But of course, first some shorts, in the packed Halloween weekend program.
THE FORTUNE TELLER (1923): The first of two Koko the Clown shorts tonight. Koko and his creator Max Fleischer mix it up with a gypsy fortune teller who tells them they are both haunted by evil spirits. For Koko, it's the ghost in a deck of cards who haunts him.
THE OUIJA BOARD (1920): The other Koko the Clown short. This time while Max Fleischer torments Koko with a haunted house, his assistants play with a Ouija board. But when Koko jumps off the page and hides under the Ouija marker, he scares the bejeezus out of them.
HER BRIDAL NIGHT-MARE (1920): Coleen Moore in a comic love triangle. She is engaged, but her unsuccessful suitor has a plan to break up the marriage. Ultimately her fiancee is arrested, she's left at the altar, all the presents are stolen, and more wacky hijinx ensue. Mistaken identity, costumes, lots of physical comedy and running around, and ultimately the bad guys lose and love conquers all. Nice.
Then the intermission, and the feature presentation.

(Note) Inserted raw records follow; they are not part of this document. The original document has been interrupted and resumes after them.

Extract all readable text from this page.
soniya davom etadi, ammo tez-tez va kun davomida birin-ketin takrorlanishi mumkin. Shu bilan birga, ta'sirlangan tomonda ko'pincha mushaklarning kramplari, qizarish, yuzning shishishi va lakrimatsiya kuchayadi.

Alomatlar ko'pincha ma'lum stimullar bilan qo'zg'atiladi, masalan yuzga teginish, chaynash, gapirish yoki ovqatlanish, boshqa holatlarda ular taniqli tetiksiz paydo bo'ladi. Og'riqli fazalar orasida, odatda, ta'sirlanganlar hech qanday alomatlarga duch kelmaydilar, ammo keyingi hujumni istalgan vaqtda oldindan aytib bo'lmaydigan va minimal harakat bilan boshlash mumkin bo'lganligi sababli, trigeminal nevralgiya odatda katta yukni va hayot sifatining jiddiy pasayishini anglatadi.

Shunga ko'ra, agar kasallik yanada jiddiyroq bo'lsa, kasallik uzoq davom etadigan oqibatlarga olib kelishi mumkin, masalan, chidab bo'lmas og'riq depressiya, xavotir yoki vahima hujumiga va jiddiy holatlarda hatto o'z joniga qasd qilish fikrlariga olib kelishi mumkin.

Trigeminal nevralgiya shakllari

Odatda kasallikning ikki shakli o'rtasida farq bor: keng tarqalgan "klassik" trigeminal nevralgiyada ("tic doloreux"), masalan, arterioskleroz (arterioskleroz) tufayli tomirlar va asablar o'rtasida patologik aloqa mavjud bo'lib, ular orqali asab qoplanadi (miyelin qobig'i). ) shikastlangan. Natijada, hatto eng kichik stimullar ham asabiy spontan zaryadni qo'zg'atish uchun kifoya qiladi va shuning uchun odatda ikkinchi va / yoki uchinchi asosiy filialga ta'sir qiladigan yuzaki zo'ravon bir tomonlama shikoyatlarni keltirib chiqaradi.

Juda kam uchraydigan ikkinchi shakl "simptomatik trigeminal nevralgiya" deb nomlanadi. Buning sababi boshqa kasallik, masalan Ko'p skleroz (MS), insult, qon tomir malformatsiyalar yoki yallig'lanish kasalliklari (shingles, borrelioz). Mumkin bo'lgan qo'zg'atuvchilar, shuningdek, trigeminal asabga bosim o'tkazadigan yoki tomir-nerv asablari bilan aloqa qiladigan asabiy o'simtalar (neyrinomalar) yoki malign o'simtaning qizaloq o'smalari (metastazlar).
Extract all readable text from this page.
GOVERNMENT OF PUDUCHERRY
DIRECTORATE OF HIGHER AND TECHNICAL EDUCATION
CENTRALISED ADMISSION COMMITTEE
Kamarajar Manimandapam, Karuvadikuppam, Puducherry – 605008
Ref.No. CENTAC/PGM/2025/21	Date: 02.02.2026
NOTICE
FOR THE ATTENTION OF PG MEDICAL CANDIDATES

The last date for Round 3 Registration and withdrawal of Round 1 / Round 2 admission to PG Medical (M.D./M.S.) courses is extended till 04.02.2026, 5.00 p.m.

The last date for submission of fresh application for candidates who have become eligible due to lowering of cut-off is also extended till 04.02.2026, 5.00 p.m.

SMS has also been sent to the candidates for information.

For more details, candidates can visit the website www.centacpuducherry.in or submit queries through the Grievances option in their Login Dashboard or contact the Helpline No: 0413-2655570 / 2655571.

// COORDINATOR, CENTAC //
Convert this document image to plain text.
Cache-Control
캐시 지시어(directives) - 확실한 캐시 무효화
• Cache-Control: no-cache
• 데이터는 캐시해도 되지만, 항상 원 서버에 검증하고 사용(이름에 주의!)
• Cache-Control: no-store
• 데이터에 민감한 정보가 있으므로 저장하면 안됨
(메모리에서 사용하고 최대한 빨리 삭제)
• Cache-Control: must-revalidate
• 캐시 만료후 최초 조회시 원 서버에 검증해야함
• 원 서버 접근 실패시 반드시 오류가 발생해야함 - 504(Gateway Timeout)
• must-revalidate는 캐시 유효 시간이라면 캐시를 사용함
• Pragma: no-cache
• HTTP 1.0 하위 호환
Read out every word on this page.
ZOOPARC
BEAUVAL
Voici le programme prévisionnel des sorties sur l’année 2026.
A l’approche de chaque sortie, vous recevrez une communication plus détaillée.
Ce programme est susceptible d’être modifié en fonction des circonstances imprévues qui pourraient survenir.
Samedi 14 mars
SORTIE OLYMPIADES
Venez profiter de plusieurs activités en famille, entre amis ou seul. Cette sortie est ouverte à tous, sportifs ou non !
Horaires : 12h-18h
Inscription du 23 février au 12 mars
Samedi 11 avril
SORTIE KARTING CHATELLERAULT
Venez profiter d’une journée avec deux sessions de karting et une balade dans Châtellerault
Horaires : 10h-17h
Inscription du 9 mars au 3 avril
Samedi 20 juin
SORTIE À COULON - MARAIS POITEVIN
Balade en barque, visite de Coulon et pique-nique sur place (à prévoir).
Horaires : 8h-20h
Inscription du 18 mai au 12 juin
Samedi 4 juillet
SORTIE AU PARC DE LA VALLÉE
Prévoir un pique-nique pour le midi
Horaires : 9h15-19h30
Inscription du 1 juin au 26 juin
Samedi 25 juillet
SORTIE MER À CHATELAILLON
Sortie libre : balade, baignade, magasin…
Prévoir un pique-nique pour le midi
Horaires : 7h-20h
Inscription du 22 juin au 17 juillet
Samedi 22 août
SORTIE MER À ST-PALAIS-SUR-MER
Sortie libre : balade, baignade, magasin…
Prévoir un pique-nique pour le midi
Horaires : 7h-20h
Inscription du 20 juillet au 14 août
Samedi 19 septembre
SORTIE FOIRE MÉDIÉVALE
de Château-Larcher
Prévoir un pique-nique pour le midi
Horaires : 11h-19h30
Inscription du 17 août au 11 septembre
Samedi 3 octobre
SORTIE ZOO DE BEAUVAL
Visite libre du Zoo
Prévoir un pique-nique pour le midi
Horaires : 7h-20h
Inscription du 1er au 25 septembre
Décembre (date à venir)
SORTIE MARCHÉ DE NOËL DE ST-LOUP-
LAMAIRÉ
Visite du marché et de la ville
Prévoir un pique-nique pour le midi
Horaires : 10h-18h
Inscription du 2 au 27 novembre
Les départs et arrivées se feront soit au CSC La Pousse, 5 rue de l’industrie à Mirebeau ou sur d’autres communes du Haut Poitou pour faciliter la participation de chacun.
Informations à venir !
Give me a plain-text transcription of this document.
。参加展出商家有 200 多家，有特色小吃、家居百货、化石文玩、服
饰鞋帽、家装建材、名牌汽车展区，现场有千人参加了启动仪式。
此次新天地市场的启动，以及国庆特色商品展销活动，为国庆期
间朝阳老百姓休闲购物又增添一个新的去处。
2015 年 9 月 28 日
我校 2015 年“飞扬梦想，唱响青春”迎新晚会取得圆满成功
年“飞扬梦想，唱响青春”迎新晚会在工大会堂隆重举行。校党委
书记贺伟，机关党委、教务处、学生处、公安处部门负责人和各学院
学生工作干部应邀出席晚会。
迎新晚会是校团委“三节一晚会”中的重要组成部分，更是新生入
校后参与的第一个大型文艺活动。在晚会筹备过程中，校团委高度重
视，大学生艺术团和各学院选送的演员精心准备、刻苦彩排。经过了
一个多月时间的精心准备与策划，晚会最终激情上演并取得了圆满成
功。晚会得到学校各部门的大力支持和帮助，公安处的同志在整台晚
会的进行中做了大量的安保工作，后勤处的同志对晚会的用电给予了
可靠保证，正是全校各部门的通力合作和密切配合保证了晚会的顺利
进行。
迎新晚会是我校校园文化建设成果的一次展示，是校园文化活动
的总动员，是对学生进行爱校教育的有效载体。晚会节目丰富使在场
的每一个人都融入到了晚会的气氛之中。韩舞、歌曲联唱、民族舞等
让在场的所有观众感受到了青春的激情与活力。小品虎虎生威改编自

THE MAN WHO LAUGHS (1928): I'd never seen this classic Paul Leni directed Conrad Veidt starring film. It's an adaptation of a lesser-known Victor Hugo (Les Miserables, The Hunchback of Notre Dame) novel. And it's a shockingly grim story, even for today (it's especially bleak for the audiences of 1928, it didn't do well on the initial release). Gwynplaine is the son of a nobleman who has displeased King James II. So while his father is sentenced to death in the Iron Lady, Gwynplaine is surgically altered so his face is in a permanent grin--as the king say, "So he will always be laughing at his fool of a father." He's abandoned, and in his wanderings in the snow he encounters hanged corpses in a rather shockingly grim scene (oh yeah, it's a very German expressionist style) and then he comes across the corpse of a mother with a baby girl in her arms. The baby is still alive, so Gwynplaine rescues her, and eventually finds himself at the home of the philosopher (i.e., playwright/mountebank) Ursus. There we find out the little girl (who they name Dea) is blind. Years later they are travelling performers, and Gwynplaine (now played by Conrad Veidt) is known as The Man Who Laughs. It's a very popular show, and he and Dea are falling in love. And then his noble birth becomes known, and he's drawn into palace intrigue with the Queen (King James' heir), the seductive Duchess Josiana (who is living in his rightful family home), and especially the evil jester/power behind the throne Barkilphedro. Amazing story, very melodramatic and dark. And just an amazing movie.
Oh yeah, and a lot has been made about Conrad Veidt's performance being at least part of the inspiration of The Joker in the Batman comics. This might or might not be true, allegedly there are no accounts of Batman creator Bob Kane ever claiming this. Maybe it's true, maybe the coincidence is just so striking that it's impossible to believe there's no connection. Certainly, the similarities are absolutely there, and it's become enough of Batman lore that if the original connection wasn't there it's certainly been put in there since. But while we're comparing him to famous pop culture characters, with his angular nose and covering his mouth with a scarf so often, I also saw a bit of The Shadow in him.